Mereka itulah yang tetap beroleh petunjuk dari Rabb mereka dan mereka itulah
orang-orang yang beruntung.” (Al-Baqarah: 1-5)
Sebab-sebab keberuntungan yang bisa kita sebutkan di
sini di antaranya:
-Bertaubat dari dosa-dosa, beriman kepada Allah Subhanahu wa
Ta’ala dan beramal shalih.

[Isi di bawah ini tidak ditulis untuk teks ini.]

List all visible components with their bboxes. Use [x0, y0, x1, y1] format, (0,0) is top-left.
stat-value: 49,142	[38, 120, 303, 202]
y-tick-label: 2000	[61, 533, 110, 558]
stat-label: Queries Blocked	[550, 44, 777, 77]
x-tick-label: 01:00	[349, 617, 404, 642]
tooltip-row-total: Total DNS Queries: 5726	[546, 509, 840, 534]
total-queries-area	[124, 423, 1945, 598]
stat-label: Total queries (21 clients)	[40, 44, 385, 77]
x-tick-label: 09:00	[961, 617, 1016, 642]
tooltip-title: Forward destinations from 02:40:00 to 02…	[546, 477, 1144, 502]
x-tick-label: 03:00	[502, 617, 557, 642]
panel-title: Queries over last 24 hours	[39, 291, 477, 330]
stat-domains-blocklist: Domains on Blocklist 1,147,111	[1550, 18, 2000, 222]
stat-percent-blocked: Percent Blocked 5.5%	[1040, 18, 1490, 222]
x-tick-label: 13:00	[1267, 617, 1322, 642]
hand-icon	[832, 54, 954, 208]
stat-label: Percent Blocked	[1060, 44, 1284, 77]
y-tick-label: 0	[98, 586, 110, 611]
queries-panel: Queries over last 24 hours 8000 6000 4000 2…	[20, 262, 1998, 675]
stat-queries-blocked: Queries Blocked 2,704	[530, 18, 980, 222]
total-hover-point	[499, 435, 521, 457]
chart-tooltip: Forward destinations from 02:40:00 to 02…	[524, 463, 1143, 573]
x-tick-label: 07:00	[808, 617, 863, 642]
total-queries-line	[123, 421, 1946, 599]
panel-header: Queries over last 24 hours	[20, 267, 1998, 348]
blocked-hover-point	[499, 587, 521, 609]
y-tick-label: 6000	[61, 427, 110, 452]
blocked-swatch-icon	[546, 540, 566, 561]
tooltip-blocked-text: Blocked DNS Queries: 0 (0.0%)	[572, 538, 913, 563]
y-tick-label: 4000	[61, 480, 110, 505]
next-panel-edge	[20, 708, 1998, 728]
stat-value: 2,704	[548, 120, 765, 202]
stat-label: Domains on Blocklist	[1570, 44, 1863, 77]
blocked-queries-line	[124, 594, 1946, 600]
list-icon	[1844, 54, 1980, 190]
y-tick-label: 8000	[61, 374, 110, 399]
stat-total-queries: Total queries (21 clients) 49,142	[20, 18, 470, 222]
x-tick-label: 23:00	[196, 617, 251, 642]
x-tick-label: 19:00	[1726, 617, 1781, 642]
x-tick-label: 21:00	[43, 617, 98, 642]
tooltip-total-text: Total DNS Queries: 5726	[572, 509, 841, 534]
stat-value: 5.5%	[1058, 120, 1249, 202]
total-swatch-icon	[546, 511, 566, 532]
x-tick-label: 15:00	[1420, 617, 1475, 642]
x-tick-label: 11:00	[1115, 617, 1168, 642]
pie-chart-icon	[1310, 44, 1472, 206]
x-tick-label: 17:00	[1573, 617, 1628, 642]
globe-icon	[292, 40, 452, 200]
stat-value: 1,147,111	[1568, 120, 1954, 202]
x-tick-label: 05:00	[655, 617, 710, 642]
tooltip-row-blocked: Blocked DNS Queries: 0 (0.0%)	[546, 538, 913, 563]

Allah Subhanahu wa Ta’ala berfirman:
فَأَمَّا مَنْ تَابَ وَءَامَنَ وَعَمِلَ صَالِحًا
فَعَسَى أَنْ يَكُونَ مِنَ الْمُفْلِحِينَ
“Adapun orang yang bertaubat dan beriman serta
mengerjakan amal shalih maka semoga ia termasuk orang-orang yang beruntung.”
(Al-Qashash: 67)
-Terus-menerus berzikir kepada Allah Subhanahu wa
Ta’ala sebagaimana
firman-Nya, yang artinya:
“Berzikirlah kalian kepada Allah dengan
sebanyak-banyaknya agar kalian beruntung.” (Al-Anfal: 45)
-Menghiasi diri dengan sifat-sifat terpuji dan menjauh
dari sifat-sifat tercela. Allah Subhanahu wa Ta’ala berfirman yang artinya:
“Berinfaklah dengan infak yang baik untuk diri
kalian. Barangsiapa yang dipelihara dari kekikiran dirinya maka mereka itulah
orang-orang yang beruntung.” (At-Taghabun: 16)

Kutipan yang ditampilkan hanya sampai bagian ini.